I was just about to step into the shower before work when my wife opened the bathroom door and asked, “Where’s the baby?” He’s still the baby at two and a half.
I scanned the tight quarters of our bathroom. “He’s not in here.”
“He’s not in his bed,” she said. She smiled when she said this, because Big Man has been known to wake up early and go downstairs to start his day without telling anybody.
She went out and I turned on the water. Big Man was surely downstairs getting his crayons out, setting up to draw on some important papers or maybe the living room wall.
Something made me stop. I went out, meeting my wife coming up the stairs. “I can’t find him downstairs,” she said.
We went into the boys’ room. The blinds were down so it was still pretty dark. We could see enough to recognize Buster, sleeping peacefully in his bed. Big Brother was all knotted up in his blankets.

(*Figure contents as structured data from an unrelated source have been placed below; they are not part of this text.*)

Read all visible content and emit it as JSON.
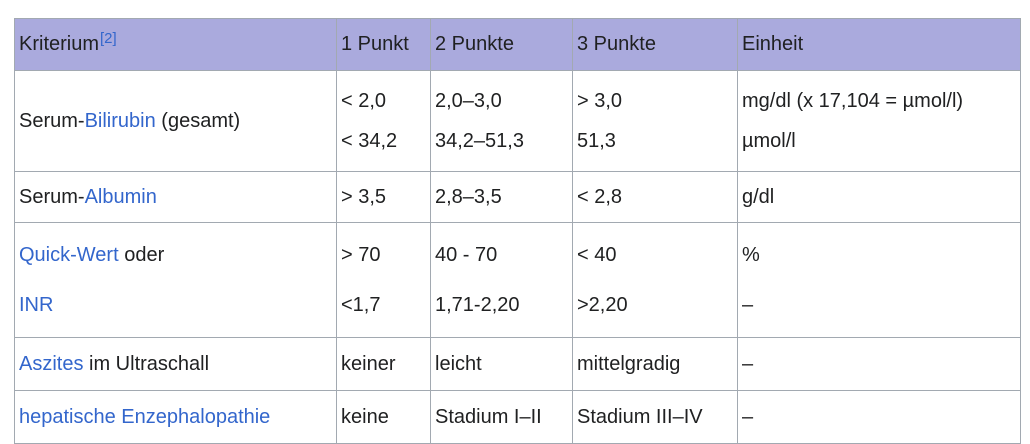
{
  "table": {
    "header": {
      "kriterium": "Kriterium",
      "ref": "[2]",
      "col1": "1 Punkt",
      "col2": "2 Punkte",
      "col3": "3 Punkte",
      "col4": "Einheit"
    },
    "rows": {
      "bilirubin": {
        "prefix": "Serum-",
        "link": "Bilirubin",
        "suffix": " (gesamt)",
        "p1": [
          "< 2,0",
          "< 34,2"
        ],
        "p2": [
          "2,0–3,0",
          "34,2–51,3"
        ],
        "p3": [
          "> 3,0",
          "51,3"
        ],
        "unit": [
          "mg/dl (x 17,104 = µmol/l)",
          "µmol/l"
        ]
      },
      "albumin": {
        "prefix": "Serum-",
        "link": "Albumin",
        "p1": "> 3,5",
        "p2": "2,8–3,5",
        "p3": "< 2,8",
        "unit": "g/dl"
      },
      "quick": {
        "link1": "Quick-Wert",
        "mid": " oder",
        "link2": "INR",
        "p1": [
          "> 70",
          "<1,7"
        ],
        "p2": [
          "40 - 70",
          "1,71-2,20"
        ],
        "p3": [
          "< 40",
          ">2,20"
        ],
        "unit": [
          "%",
          "–"
        ]
      },
      "aszites": {
        "link": "Aszites",
        "suffix": " im Ultraschall",
        "p1": "keiner",
        "p2": "leicht",
        "p3": "mittelgradig",
        "unit": "–"
      },
      "enzephalopathie": {
        "link": "hepatische Enzephalopathie",
        "p1": "keine",
        "p2": "Stadium I–II",
        "p3": "Stadium III–IV",
        "unit": "–"
      }
    }
  },
  "colors": {
    "header_bg": "#aaaadd",
    "link": "#3366cc",
    "border": "#a2a9b1"
  }
}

Big Man’s bed was empty.
We went downstairs and began turning on lights. The illumination revealed my total nakedness (don’t dwell on this image; your mind’s eye might go blind) but no sign of Big Man. Maybe he was in the pantry, foraging some breakfast. Nope. He might be under the dining room table, concocting breakfast from escaped bits of last night’s dinner. Nope. There was no sign of him downstairs.

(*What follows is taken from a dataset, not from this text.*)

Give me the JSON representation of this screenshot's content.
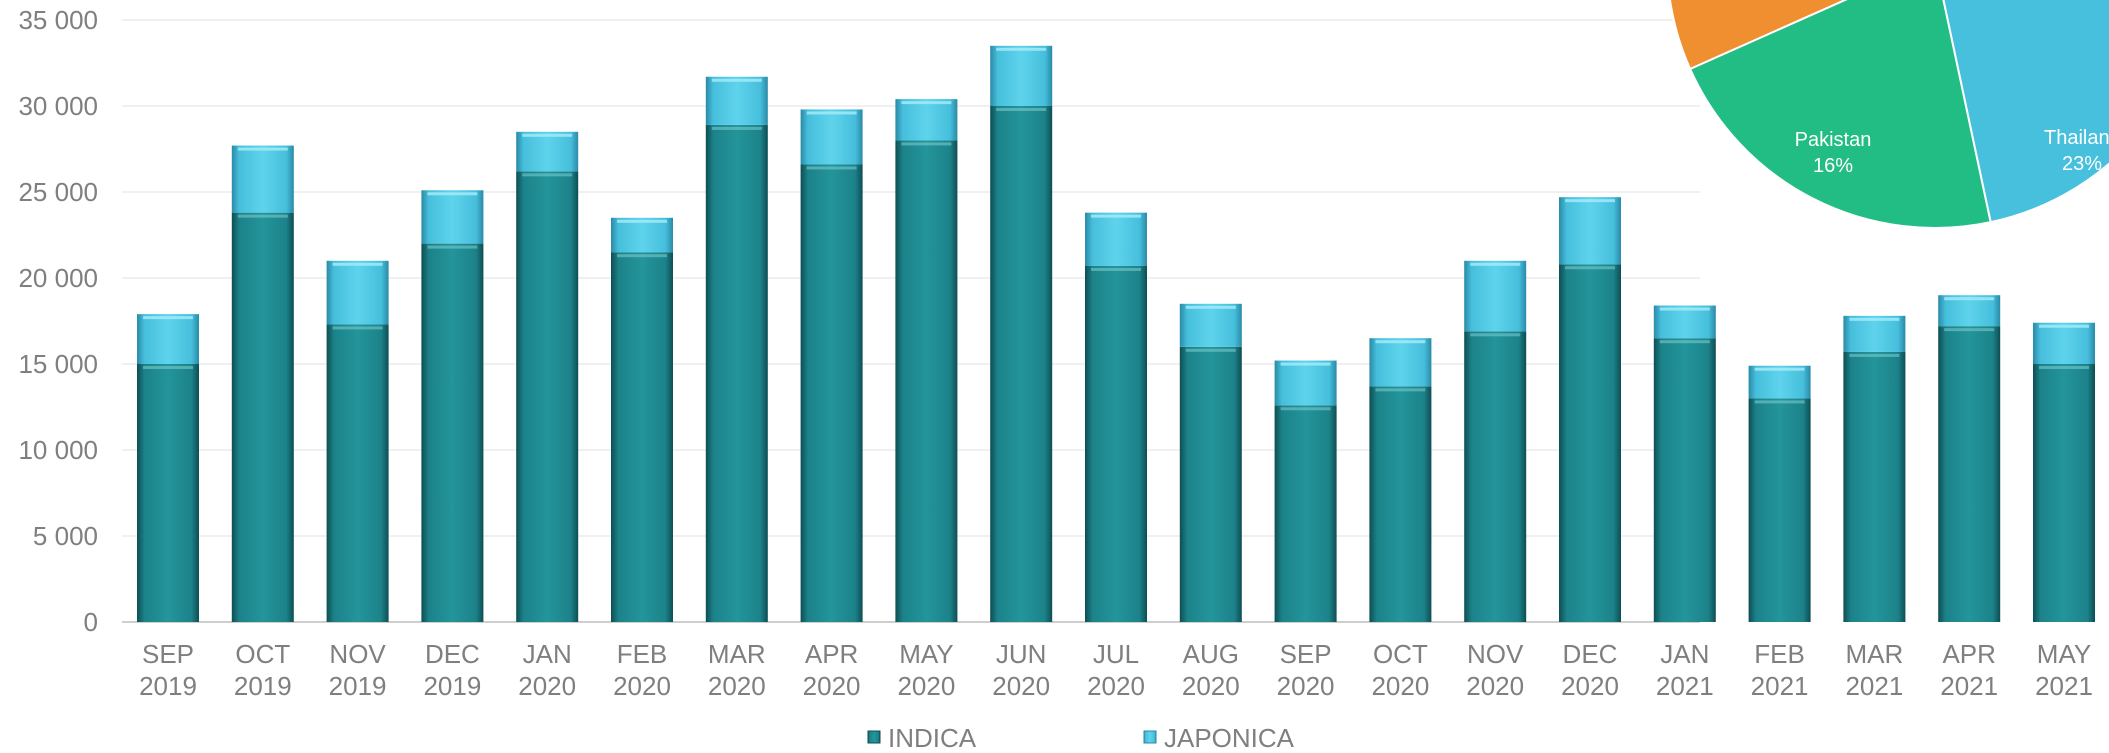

“All the doors are locked,” my wife reassured me. Neither of us was smiling anymore. I’m sure she was recalling the same news reports I was of children being stolen at night, right out from under their parents’ noses. We’d viewed these reports with skepticism, until now.
A search of the guest room revealed nothing, except that my heart was beginning to beat faster. I returned to the boys’ room and turned on the light, no longer concerned with disturbing anyone’s sleep. Big Man’s bed was still empty, but in the light I saw what I’d missed before.
From behind the skirt, hanging down below his bed, protruded one toddler-sized foot. I lifted the skirt and there he was, zonked out like a happy little fugitive, underneath his bed.

Upon closer inspection . . . If not for those five protruding little piggies, he would have only been discovered by the K-9 Unit.
My heart rate slowed as I took my shower. When I got out my wife reported that our roving sleeper had found his way back to the top side of his mattress.
As I was getting dressed, he sauntered into our room. We asked him where he’d been. He trotted back into his room and pointed under his bed, as if that were the most normal place to be.
We asked him why he was sleeping under his bed. “Wawee under there,” he replied. Wawee is what he calls Buster.
Typical boy. Blame it on your brother.